For parallel implementation in time we use KnetArray (the array type used in KNet.jl) which uses CPU by default but GPU usage is also supported for parallelism but requires CUDNN driver installed to access GPU hardware.
using NeuralNetDiffEq
using Plots; plotly()
using DiffEqBase, ParameterizedFunctions
using DiffEqProblemLibrary, DiffEqDevTools
using Knet
linear = (t,u) -> (1.01*u)
(f::typeof(linear))(::Type{Val{:analytic}},t,u0) = u0*exp(1.01*t)
prob = ODEProblem(linear,1/2,(0.0,1.0))
sol = solve(prob,nnode(10),dt=1/10,iterations=10)
plot(sol,plot_analytic=true)
sol(0.232)
1-element Array{Any,1}:
0.625818
f = (t,u) -> (t^3 + 2*t + (t^2)*((1+3*(t^2))/(1+t+(t^3))) - u*(t + ((1+3*(t^2))/(1+t+t^3))))
(::typeof(f))(::Type{Val{:analytic}},t,u0) = u0*exp(-(t^2)/2)/(1+t+t^3) + t^2
prob2 = ODEProblem(f,1.0,(0.0,1.0))
sol2 = solve(prob2,nnode(10),dt=0.1,iterations=200)
plot(sol,plot_analytic=true)
sol(0.47)
1-element Array{Any,1}:
0.803109
f2 = (t,u) -> (-u/5 + exp(-t/5).*cos(t))
(::typeof(f2))(::Type{Val{:analytic}},t,u0) = exp(-t/5)*(u0 + sin(t))
prob3 = ODEProblem(f2,Float32(0.0),(Float32(0.0),Float32(2.0)))
sol3 = solve(prob3,nnode(10),dt=0.2,iterations=1000)
plot(sol,plot_analytic=true)
sol3([0.721])
1-element Array{Any,1}:
Any[0.574705]
f_2dlinear = (t,u) -> begin
du = Array{Any}(length(u))
for i in 1:length(u)
du[i] = 1.01*u[i]
end
return du
end
(f::typeof(f_2dlinear))(::Type{Val{:analytic}},t,u0) = u0*exp.(1.01*t)
prob_ode_2Dlinear = ODEProblem(f_2dlinear,rand(4,1),(0.0,1.0))
sol1 = solve(prob_ode_2Dlinear,nnode([10,50]),dt=0.1,iterations=100)
(:iteration,100,:loss,0.004670103680503722)
16.494870 seconds (90.08 M allocations: 6.204 GB, 5.82% gc time)
plot(sol1,plot_analytic=true)
function lotka_volterra(t,u)
du1 = 1.5 .* u[1] - 1.0 .* u[1].*u[2]
du2 = -3 .* u[2] + u[1].*u[2]
[du1,du2]
end
lotka_volterra (generic function with 1 method)
prob_ode_lotkavoltera = ODEProblem(lotka_volterra,Float32[1.0,1.0],(Float32(0.0),Float32(1.0)))
sol2 = solve(prob_ode_lotkavoltera,nnode([10,50]),dt=0.2,iterations=1000)
(:iteration,100,:loss,0.020173132003438572)
(:iteration,200,:loss,0.005130137452114811)
(:iteration,300,:loss,0.004812458584875589)
(:iteration,400,:loss,0.010083624565714974)
(:iteration,500,:loss,0.0025328170079611887)
(:iteration,600,:loss,0.007685579218433846)
(:iteration,700,:loss,0.005065291031504465)
(:iteration,800,:loss,0.005326863832044214)
(:iteration,900,:loss,0.00030436474139241827)
(:iteration,1000,:loss,0.0034853904995959094)
22.126081 seconds (99.65 M allocations: 5.923 GB, 5.21% gc time)
plot(sol2)
To show that the solver with current settings and hyper-parameters does not work for a larger domain (Eg 0-10) lotka_volterra
here is a graph:
prob_ode_lotkavoltera = ODEProblem(lotka_volterra,Float32[1.0,1.0],(Float32(0.0),Float32(5.0)))
sol3 = solve(prob_ode_lotkavoltera,nnode([10,50]),dt=0.2,iterations=1000)
plot(sol3)
However, the true solution should be oscillatory, indicating that the NN did not properly converge.
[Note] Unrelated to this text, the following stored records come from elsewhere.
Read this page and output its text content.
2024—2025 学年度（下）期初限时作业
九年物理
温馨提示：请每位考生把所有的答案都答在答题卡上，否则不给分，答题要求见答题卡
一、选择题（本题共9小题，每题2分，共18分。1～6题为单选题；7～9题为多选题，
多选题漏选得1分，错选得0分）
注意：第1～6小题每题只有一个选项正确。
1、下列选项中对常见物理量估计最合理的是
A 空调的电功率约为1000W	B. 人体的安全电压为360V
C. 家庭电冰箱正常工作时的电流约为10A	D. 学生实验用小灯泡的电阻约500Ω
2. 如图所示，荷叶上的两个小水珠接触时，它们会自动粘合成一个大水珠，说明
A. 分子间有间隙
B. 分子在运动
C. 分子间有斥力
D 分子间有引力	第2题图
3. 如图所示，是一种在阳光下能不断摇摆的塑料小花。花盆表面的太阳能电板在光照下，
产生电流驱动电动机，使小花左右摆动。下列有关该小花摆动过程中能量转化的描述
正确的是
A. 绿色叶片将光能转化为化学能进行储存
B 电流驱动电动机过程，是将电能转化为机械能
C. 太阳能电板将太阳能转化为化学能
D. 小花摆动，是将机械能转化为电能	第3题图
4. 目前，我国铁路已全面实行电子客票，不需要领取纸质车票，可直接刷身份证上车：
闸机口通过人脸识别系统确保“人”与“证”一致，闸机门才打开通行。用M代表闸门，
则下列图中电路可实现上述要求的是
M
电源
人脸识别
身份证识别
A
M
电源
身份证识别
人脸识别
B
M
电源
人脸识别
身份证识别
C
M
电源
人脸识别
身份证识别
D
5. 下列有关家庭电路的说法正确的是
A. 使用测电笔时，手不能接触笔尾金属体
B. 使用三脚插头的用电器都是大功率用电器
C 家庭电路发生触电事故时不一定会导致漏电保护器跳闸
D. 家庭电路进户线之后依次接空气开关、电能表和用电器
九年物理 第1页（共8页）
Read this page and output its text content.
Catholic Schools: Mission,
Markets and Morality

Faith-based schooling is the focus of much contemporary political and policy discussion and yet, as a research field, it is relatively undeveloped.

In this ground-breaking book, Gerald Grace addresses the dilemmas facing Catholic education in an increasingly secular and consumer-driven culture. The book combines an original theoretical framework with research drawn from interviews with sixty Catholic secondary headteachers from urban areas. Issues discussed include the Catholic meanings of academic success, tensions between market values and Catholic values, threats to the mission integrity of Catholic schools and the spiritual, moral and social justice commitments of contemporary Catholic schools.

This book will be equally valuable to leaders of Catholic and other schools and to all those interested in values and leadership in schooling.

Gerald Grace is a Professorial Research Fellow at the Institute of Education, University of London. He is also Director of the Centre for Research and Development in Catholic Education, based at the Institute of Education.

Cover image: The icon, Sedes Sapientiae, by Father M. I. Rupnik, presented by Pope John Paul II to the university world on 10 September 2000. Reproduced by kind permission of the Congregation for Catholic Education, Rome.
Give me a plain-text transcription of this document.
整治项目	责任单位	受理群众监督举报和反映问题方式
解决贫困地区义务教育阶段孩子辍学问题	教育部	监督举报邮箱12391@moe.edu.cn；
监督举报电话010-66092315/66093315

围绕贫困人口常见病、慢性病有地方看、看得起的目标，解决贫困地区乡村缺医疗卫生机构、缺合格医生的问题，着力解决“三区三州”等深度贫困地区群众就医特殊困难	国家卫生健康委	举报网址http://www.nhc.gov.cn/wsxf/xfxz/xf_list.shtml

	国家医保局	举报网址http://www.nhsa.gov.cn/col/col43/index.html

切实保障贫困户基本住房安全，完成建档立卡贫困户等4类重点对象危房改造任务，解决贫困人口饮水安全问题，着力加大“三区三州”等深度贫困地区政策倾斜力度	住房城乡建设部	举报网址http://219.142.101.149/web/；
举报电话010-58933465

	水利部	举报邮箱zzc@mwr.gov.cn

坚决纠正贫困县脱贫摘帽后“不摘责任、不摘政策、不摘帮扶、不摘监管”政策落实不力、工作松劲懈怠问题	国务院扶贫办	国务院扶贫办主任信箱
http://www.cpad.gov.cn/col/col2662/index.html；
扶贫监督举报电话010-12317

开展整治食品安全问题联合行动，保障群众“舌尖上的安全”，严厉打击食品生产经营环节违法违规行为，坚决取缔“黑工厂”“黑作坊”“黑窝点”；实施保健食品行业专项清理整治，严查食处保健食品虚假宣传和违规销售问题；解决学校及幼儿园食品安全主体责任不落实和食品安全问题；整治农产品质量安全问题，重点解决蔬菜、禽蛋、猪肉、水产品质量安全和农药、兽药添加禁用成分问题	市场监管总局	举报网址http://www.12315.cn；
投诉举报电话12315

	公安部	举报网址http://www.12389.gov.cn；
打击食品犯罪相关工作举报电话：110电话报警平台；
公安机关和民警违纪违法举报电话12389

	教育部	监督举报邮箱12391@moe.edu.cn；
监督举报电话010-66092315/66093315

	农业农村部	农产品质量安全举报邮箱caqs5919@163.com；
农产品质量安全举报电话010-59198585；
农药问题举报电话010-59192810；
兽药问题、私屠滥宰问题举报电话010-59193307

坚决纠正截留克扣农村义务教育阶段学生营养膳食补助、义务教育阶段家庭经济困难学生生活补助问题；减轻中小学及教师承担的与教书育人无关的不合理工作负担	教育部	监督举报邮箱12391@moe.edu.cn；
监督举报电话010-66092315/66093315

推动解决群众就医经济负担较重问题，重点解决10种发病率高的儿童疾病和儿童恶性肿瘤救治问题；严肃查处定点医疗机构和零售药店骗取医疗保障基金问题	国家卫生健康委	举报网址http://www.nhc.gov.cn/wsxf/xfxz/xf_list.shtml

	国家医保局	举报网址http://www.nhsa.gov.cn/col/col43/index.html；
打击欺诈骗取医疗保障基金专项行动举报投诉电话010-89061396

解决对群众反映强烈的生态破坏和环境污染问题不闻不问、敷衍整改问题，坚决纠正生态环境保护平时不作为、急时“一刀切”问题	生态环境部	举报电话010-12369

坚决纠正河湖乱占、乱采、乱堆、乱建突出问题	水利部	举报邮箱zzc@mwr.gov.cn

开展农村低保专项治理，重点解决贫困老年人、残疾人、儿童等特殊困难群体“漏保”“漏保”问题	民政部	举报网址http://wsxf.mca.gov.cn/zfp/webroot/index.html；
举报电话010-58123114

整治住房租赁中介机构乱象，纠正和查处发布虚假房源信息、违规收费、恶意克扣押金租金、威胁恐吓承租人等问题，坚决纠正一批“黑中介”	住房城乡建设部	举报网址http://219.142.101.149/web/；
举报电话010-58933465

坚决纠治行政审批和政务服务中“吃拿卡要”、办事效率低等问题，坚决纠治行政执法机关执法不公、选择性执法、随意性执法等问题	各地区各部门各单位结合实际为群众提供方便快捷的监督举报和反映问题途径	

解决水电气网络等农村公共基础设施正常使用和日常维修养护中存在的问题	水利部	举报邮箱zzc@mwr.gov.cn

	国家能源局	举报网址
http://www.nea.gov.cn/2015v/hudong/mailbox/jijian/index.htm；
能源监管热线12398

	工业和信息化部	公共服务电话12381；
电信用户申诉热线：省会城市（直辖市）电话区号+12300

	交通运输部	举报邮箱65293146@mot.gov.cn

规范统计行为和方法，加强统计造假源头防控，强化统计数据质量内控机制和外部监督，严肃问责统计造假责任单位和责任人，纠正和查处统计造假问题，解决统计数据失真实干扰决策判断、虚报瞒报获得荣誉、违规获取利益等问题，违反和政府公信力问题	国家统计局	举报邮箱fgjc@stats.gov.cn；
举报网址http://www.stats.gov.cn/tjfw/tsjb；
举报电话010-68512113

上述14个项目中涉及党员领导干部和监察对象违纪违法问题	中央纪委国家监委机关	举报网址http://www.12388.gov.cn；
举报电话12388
To see more examples and experiment results you can check out my Jupyter notebooks here.
I would really want to thank my GSoC mentors Chris Rackauckas and Lyndon White for the help they provided in understanding mathematical as well as coding parts of the project. Also I would like to thank the Julia community in general for giving me opportunity to contribute and for sponsoring my JuliaCon 2017 trip which was awesome.